A hospital is a place of healing. It can also be a place of injury. In the U.S., 2.9% of people who enter the hospital are actually harmed by the care they receive. Yet what are the costs of these injuries?
A paper by Encinosa and Hellinger (HSR 2008) attempts to estimate the cost of hospitals failing to prevent advser medical outcomes. The authors examine 14 patients safety indicators (PSIs) such as: anesthesia complication, accidental laceration, foreign body left in, iatrogenic pneumothorax, transfusion reaction, infections due to medical care, sepsis, pulmonary embolism and deep vein thrombosis, acute respiratory failure, physiologic and metabolic derangements, hemorrhage/hematoma, wound dehiscence, postoperative hip fracture and decubitus ulcer.
The authors found the following results:
“Excess 90-day expenditures likely attributable to PSIs ranged from $646 for technical problems (accidental laceration, pneumothorax, etc.) to $28,218 for acute respiratory failure, with up to 20 percent of these costs incurred postdischarge.

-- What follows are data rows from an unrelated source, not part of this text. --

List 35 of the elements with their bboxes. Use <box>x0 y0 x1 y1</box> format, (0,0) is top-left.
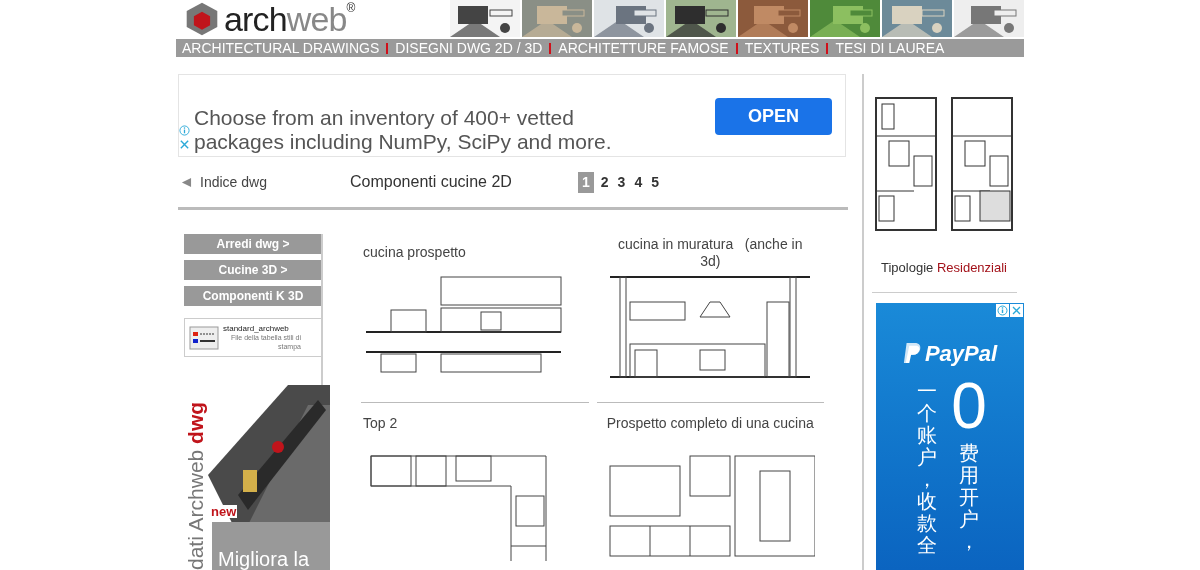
ad-vertical-text: 费用开户， <box>959 441 979 552</box>
close-icon[interactable] <box>1010 303 1023 317</box>
page-link[interactable]: 5 <box>649 171 661 193</box>
info-icon[interactable] <box>996 303 1009 317</box>
page-link[interactable]: 2 <box>598 171 611 193</box>
back-arrow-icon[interactable] <box>181 176 192 188</box>
page-link[interactable]: 3 <box>615 171 628 193</box>
item-title[interactable]: Prospetto completo di una cucina <box>606 415 814 451</box>
item-title[interactable]: cucina in muratura (anche in 3d) <box>610 236 811 272</box>
logo-icon <box>184 0 220 37</box>
page-title: Componenti cucine 2D <box>350 172 513 192</box>
item-title[interactable]: cucina prospetto <box>361 236 466 272</box>
style-table-icon <box>189 325 219 350</box>
new-label: new <box>210 505 238 518</box>
nav-separator <box>386 42 389 54</box>
page-link[interactable]: 4 <box>632 171 645 193</box>
promo-vertical-text: dati Archweb dwg <box>184 400 208 570</box>
ad-big-number: 0 <box>951 373 987 438</box>
ad-text: Choose from an inventory of 400+ vetted <box>194 106 575 130</box>
info-icon[interactable] <box>179 125 190 136</box>
logo-text[interactable]: archweb® <box>224 1 355 36</box>
item-title[interactable]: Top 2 <box>361 415 398 451</box>
ad-text: packages including NumPy, SciPy and more. <box>194 130 612 154</box>
ad-vertical-text: 一个账户，收款全 <box>917 379 938 556</box>
nav-separator <box>735 42 738 54</box>
back-link[interactable]: Indice dwg <box>200 171 350 193</box>
nav-separator <box>826 42 829 54</box>
paypal-logo-icon <box>902 342 921 364</box>
nav-separator <box>549 42 552 54</box>
open-button[interactable]: OPEN <box>715 98 832 135</box>
promo-caption: Migliora la <box>218 549 310 569</box>
section-caption[interactable]: Tipologie Residenziali <box>881 258 1007 278</box>
paypal-brand: PayPal <box>924 339 998 368</box>
file-name: standard_archweb <box>223 324 290 333</box>
close-icon[interactable] <box>179 139 190 150</box>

With a third of all 90-day deaths occurring postdischarge, the excess death rate associated with PSIs ranged from 0 to 7 percent. The excess 90-day readmission rate associated with PSIs ranged from 0 to 8 percent. Overall, 11 percent of all deaths, 2 percent of readmissions, and 2 percent of expenditures were likely due to these 14 PSIs. ”
- Encinosa WE, Hellinger FJ (2008) “The Impact of Medical errors on Ninety-Day Costs and Outcomes: An Examination of Surgical Patients” Health Services Research, v43(6): 2067-2085.